Abstract

This paper discusses the structure of fish assemblages using information from 17 European estuarine areas (in the British Isles, Portugal, Belgium, France, the Netherlands, Germany, Norway and Spain). Binary (presence/absence) and quantitative data for each assemblage have been used to assess the assemblage structure according to taxonomy (i.e. species identity). Following this, a total of 29 functional guilds were created in order to describe the use made of an estuarine area for each taxon encountered: feeding preferences, reproduction type, substratum preferences (for bottom dwelling fish) and position within the water column (vertical preference guild). The paper focuses on the designation and determination of the proportions of the guild members of the fish assemblage within each estuary. Ecological guilds within the assemblage include estuarine residents, marine juvenile migrants, catadromous and anadromous migrants, marine seasonal users, and freshwater and marine adventitious species. Feeding guilds include detritivores, planktonic feeders, infaunal croppers and sediment ingesters, piscivores, and active predators of mobile crustaceans.

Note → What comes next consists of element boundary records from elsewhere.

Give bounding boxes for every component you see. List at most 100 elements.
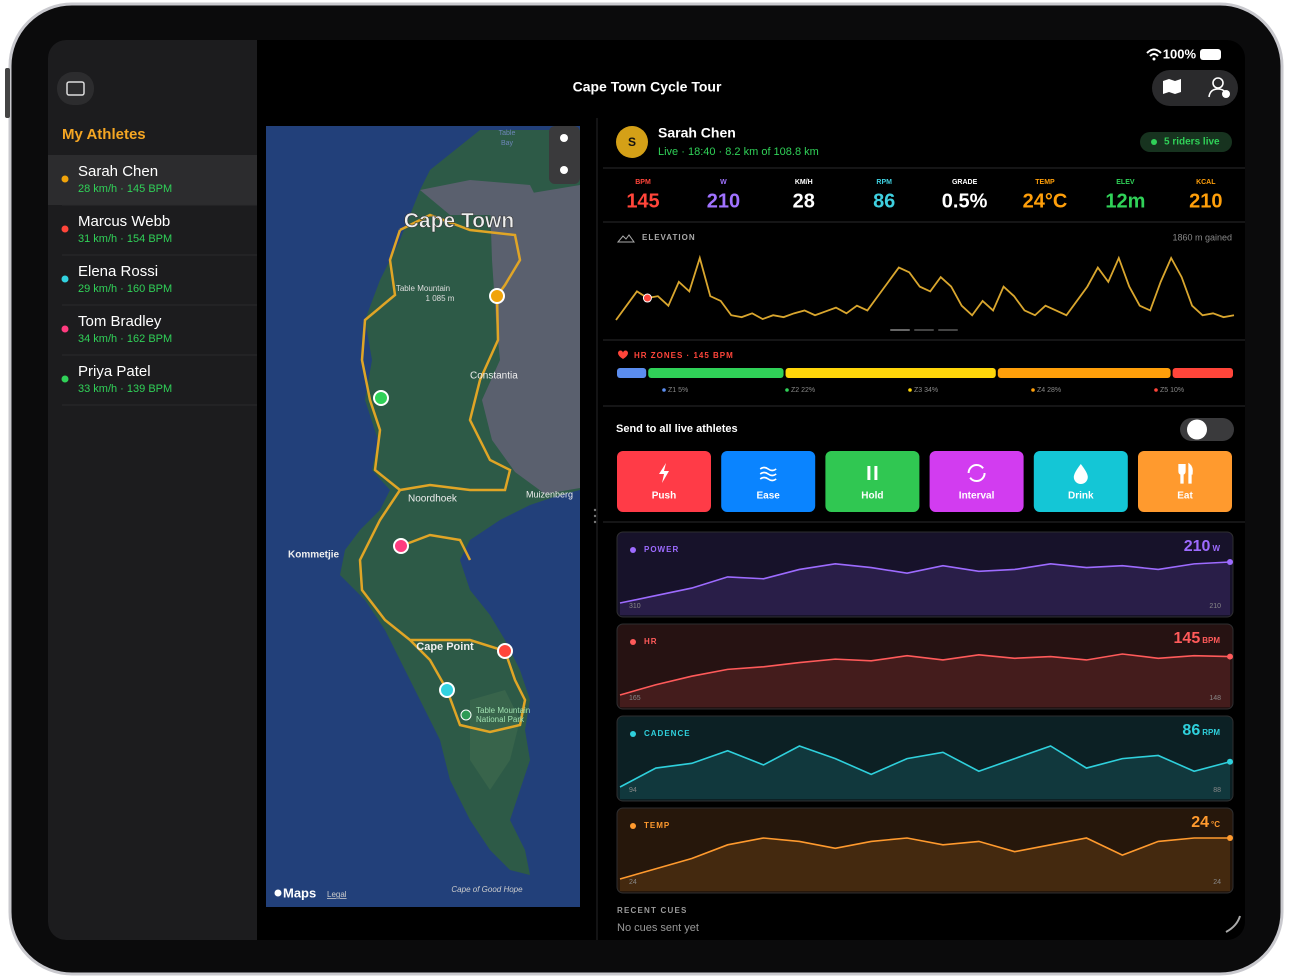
athlete-marker[interactable] [497, 643, 513, 659]
sidebar-title: My Athletes [62, 126, 146, 143]
elevation-title: ELEVATION [642, 233, 696, 242]
icon-bolt [659, 463, 669, 483]
chart-panel [616, 531, 1234, 618]
chart-area [620, 562, 1230, 615]
chart-end-dot [1227, 758, 1233, 765]
metric-label: GRADE [952, 179, 978, 186]
chart-area [620, 654, 1230, 707]
city-area [420, 180, 540, 215]
map-brand-logo [274, 889, 282, 897]
metric-value: 24°C [1023, 190, 1068, 212]
athlete-marker[interactable] [393, 538, 409, 554]
zone-label: Z5 10% [1160, 387, 1184, 394]
route [400, 533, 472, 561]
metric-label: RPM [876, 179, 892, 186]
add-athlete-head[interactable] [1212, 77, 1224, 89]
cue-button[interactable] [721, 451, 816, 512]
chart-line [619, 745, 1231, 788]
cue-button[interactable] [1138, 451, 1232, 512]
map-control-people[interactable] [560, 134, 568, 142]
battery-icon [1200, 49, 1221, 60]
chart-icon [630, 639, 636, 645]
sidebar-toggle-icon [66, 81, 85, 96]
zone-dot [908, 388, 912, 392]
zone-label: Z3 34% [914, 387, 938, 394]
live-badge-icon [1151, 139, 1157, 145]
rider-initial: S [628, 135, 636, 149]
cues-title: Send to all live athletes [616, 423, 738, 435]
athlete-marker[interactable] [489, 288, 505, 304]
athlete-stats: 29 km/h · 160 BPM [78, 283, 172, 295]
wifi-icon [1146, 48, 1162, 57]
rider-status: Live · 18:40 · 8.2 km of 108.8 km [658, 146, 819, 158]
battery-level: 100% [1163, 46, 1197, 61]
zone-label: Z2 22% [791, 387, 815, 394]
map-controls[interactable] [549, 126, 580, 184]
resize-handle[interactable] [593, 514, 597, 518]
athlete-stats: 33 km/h · 139 BPM [78, 383, 172, 395]
athlete-name: Marcus Webb [78, 213, 170, 230]
map-label: Table Mountain [476, 706, 530, 715]
metric-label: KCAL [1196, 179, 1216, 186]
heart-icon [618, 350, 628, 359]
resize-handle[interactable] [593, 520, 597, 524]
zone-dot [1031, 388, 1035, 392]
chart-value: 86 [1182, 722, 1200, 739]
chart-area [620, 838, 1230, 891]
land-coast [470, 690, 520, 790]
metric-label: KM/H [795, 179, 813, 186]
chart-area [620, 746, 1230, 799]
icon-pause [867, 466, 878, 480]
chart-end-label: 210 [1209, 603, 1221, 610]
resize-handle[interactable] [593, 508, 597, 512]
map-brand: Maps [283, 885, 316, 900]
map-control-locate[interactable] [560, 166, 568, 174]
chart-end-dot [1227, 653, 1233, 660]
page-indicator [890, 329, 910, 331]
metric-value: 12m [1105, 190, 1145, 212]
athlete-marker[interactable] [373, 390, 389, 406]
rider-name: Sarah Chen [658, 125, 736, 141]
sidebar-toggle[interactable] [57, 72, 94, 105]
chart-unit: BPM [1202, 636, 1220, 645]
chart-unit: °C [1211, 820, 1220, 829]
cue-button[interactable] [617, 451, 711, 512]
zone-label: Z1 5% [668, 387, 688, 394]
icon-drop [1073, 464, 1088, 485]
athlete-row-selected[interactable] [48, 155, 257, 205]
metric-value: 210 [1189, 190, 1222, 212]
map-label: Table Mountain [396, 284, 450, 293]
zone-dot [662, 388, 666, 392]
page-title: Cape Town Cycle Tour [573, 79, 722, 95]
map-button[interactable] [1163, 79, 1181, 94]
side-button [5, 68, 10, 118]
hr-zone-bar [648, 368, 784, 378]
chart-title: CADENCE [644, 729, 691, 738]
add-athlete-plus [1222, 90, 1230, 98]
cue-label: Drink [1068, 491, 1094, 502]
elevation-line [615, 254, 1235, 321]
map-label: Cape Point [416, 641, 474, 653]
chart-end-label: 148 [1209, 695, 1221, 702]
athlete-stats: 28 km/h · 145 BPM [78, 183, 172, 195]
chart-unit: W [1212, 544, 1220, 553]
chart-value: 145 [1174, 630, 1201, 647]
icon-waves [759, 466, 777, 482]
athlete-stats: 34 km/h · 162 BPM [78, 333, 172, 345]
athlete-name: Sarah Chen [78, 163, 158, 180]
cue-label: Push [652, 491, 676, 502]
route [360, 213, 522, 492]
zone-label: Z4 28% [1037, 387, 1061, 394]
map-label: Cape Town [404, 210, 514, 233]
athlete-marker[interactable] [439, 682, 455, 698]
cue-button[interactable] [825, 451, 920, 512]
metric-label: TEMP [1035, 179, 1055, 186]
hr-zone-bar [997, 368, 1171, 378]
hr-zone-bar [617, 368, 647, 378]
chart-icon [630, 823, 636, 829]
chart-title: HR [644, 637, 658, 646]
cue-label: Ease [757, 491, 781, 502]
chart-panel [616, 715, 1234, 802]
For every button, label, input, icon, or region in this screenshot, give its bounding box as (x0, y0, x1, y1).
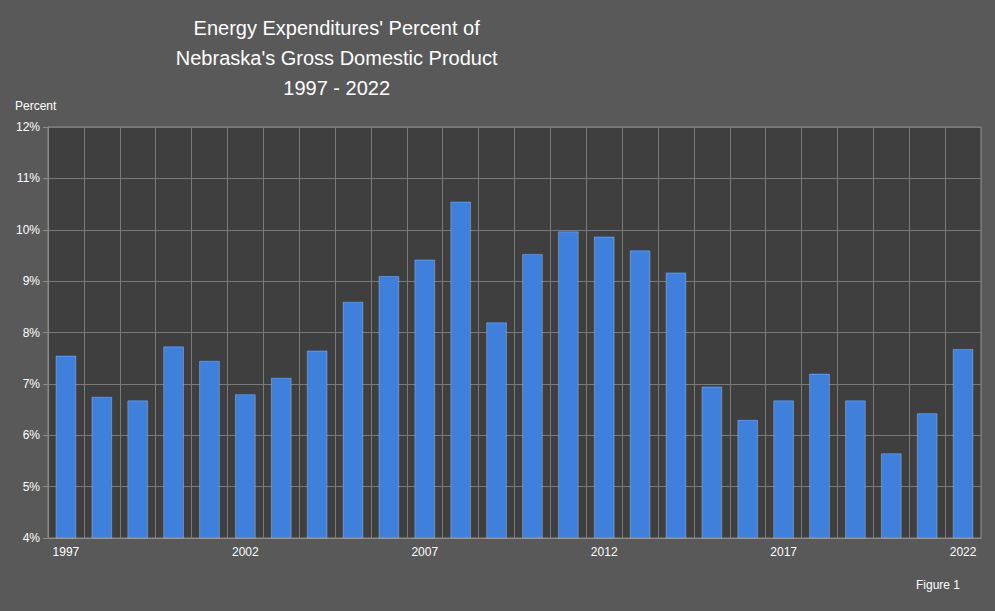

Reproduction guilds include planktonic and demersal spawners and those using brood-protection. The substratum preference indicates the proportions of sand, mud, rock and vegetation dwellers, and the vertical preference denotes benthic, demersal or pelagic species. The analysis has allowed both the estuaries to be grouped according to taxonomic and guild similarity and the characterisation of a typical European estuarine fish assemblage. Within the limits posed by differing sampling methods, times of sampling and survey rationale, there is a high similarity between estuaries. The data indicate common patterns of estuarine usage irrespective of the differences between the estuaries although such patterns cannot be interpreted fully given the incomplete knowledge of their physical and anthropogenic characteristics.